Here, plaintiff complains in essence of a disagreement with his doctors about what kind of pain medication he should receive. There is no allegation that they refuse to treat him at all or that they bear him ill will. This type of disagreement between a patient and physician does not plausibly establish grounds for a claim of deliberate indifference in violation of the Eighth Amendment. See, e.g., U. S. ex rel. Hyde v.
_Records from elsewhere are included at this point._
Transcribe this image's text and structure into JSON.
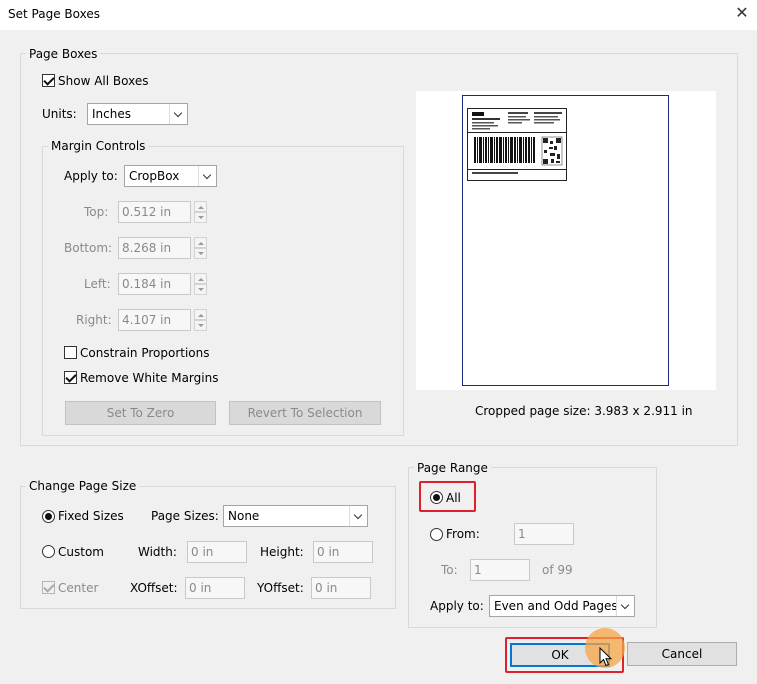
{
  "window": {
    "title": "Set Page Boxes",
    "close_glyph": "✕"
  },
  "page_boxes": {
    "label": "Page Boxes",
    "show_all_boxes": {
      "label": "Show All Boxes",
      "checked": true
    },
    "units": {
      "label": "Units:",
      "value": "Inches"
    },
    "margin_controls": {
      "label": "Margin Controls",
      "apply_to": {
        "label": "Apply to:",
        "value": "CropBox"
      },
      "top": {
        "label": "Top:",
        "value": "0.512 in"
      },
      "bottom": {
        "label": "Bottom:",
        "value": "8.268 in"
      },
      "left": {
        "label": "Left:",
        "value": "0.184 in"
      },
      "right": {
        "label": "Right:",
        "value": "4.107 in"
      },
      "constrain": {
        "label": "Constrain Proportions",
        "checked": false
      },
      "remove_white": {
        "label": "Remove White Margins",
        "checked": true
      },
      "set_to_zero": "Set To Zero",
      "revert": "Revert To Selection"
    },
    "cropped_size": "Cropped page size: 3.983 x 2.911 in"
  },
  "change_page_size": {
    "label": "Change Page Size",
    "fixed_sizes": {
      "label": "Fixed Sizes",
      "selected": true
    },
    "page_sizes": {
      "label": "Page Sizes:",
      "value": "None"
    },
    "custom": {
      "label": "Custom",
      "selected": false
    },
    "width": {
      "label": "Width:",
      "value": "0 in"
    },
    "height": {
      "label": "Height:",
      "value": "0 in"
    },
    "center": {
      "label": "Center",
      "checked": true
    },
    "xoffset": {
      "label": "XOffset:",
      "value": "0 in"
    },
    "yoffset": {
      "label": "YOffset:",
      "value": "0 in"
    }
  },
  "page_range": {
    "label": "Page Range",
    "all": {
      "label": "All",
      "selected": true
    },
    "from": {
      "label": "From:",
      "value": "1"
    },
    "to": {
      "label": "To:",
      "value": "1"
    },
    "of": "of 99",
    "apply_to": {
      "label": "Apply to:",
      "value": "Even and Odd Pages"
    }
  },
  "buttons": {
    "ok": "OK",
    "cancel": "Cancel"
  },
  "colors": {
    "highlight": "#e0202a",
    "focus": "#0078d7",
    "cursor_glow": "#f5a546"
  }
}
McGinnis, 429 F.2d 864, 868 (2d Cir. 1970) (because "the complaint describes only a disagreement over the judgment exercised in Hyde's medical treatment, at most rising to no more than mere negligence on Dr. Jameson's part, we hold that it did not state a claim against Dr. Jameson under § 1983").
More recently, the Second Circuit has ruled in Hill v. Curcione that "[m]edical malpractice does not rise to the level of a constitutional violation unless the malpractice involves culpable recklessness—'an act or a failure to act by [a] prison doctor that evinces a conscious disregard of a substantial risk of serious harm.'" 657 F.3d at 123 (quoting Chance v. Armstrong, 143 F.3d 698, 703 (2d Cir. 1998)). Thus, in Hill, the Second Circuit affirmed dismissal of a pro se complaint alleging that plaintiff was denied sufficient pain medication where "there is no allegation that either medical provider acted with a culpable state of mind," and further noting that "[i]ssues of medical judgment cannot be the basis of a deliberate indifference claim where evidence of deliberate indifference is lacking." Ibid; see also Rush v. Fischer, 923 F.Supp.2d 545, 555 (S.D.N.Y. 2013) (dismissing prisoner complaint alleging failure to prescribe requested pain medication, noting that "[t]he decision to prescribe one form of pain medication in place of another does not constitute deliberate indifference to a prisoner's serious medical needs" and that "plaintiff has provided no factual allegations that the decision to provide ibuprofen in lieu of Percocet deviated from reasonable medical practice for the treatment of his pain, much less that Nurse Gutouski acted with a culpable state of mind in making this decision").
As in Hill, plaintiff's allegations fall well short of showing that his disagreement with his doctors about the type of pain medication that he should receive is the product of any doctor acting in bad faith or with reckless disregard to his serious medical needs. For this reason, his complaint will be dismissed. Moreover, the complaint will dismissed with prejudice in view that plaintiff has already filed an amended complaint, that he has declined to file a response to the motion to dismiss, and that it appears in light of the nature of plaintiff's dispute with his doctors that any amendment would be futile. See Hill, 657 F.3d at 123 (noting that "the District Court properly dismissed the complaint without leave to amend" because "[i]ssues of medical judgment cannot be the basis of a deliberate indifference claim where evidence of deliberate indifference is lacking" and that "[w]here a proposed amendment would be futile, leave to amend need not be given").
CONCLUSION
The motion to dismiss (Doc. #16) is GRANTED with prejudice. Plaintiff's motion for summary judgment and for immediate injunctive relief (Doc. #17) is DENIED as moot.
The Clerk of Court shall close this case.
It is so ordered.
Dated at Bridgeport this 22nd day of June 2015.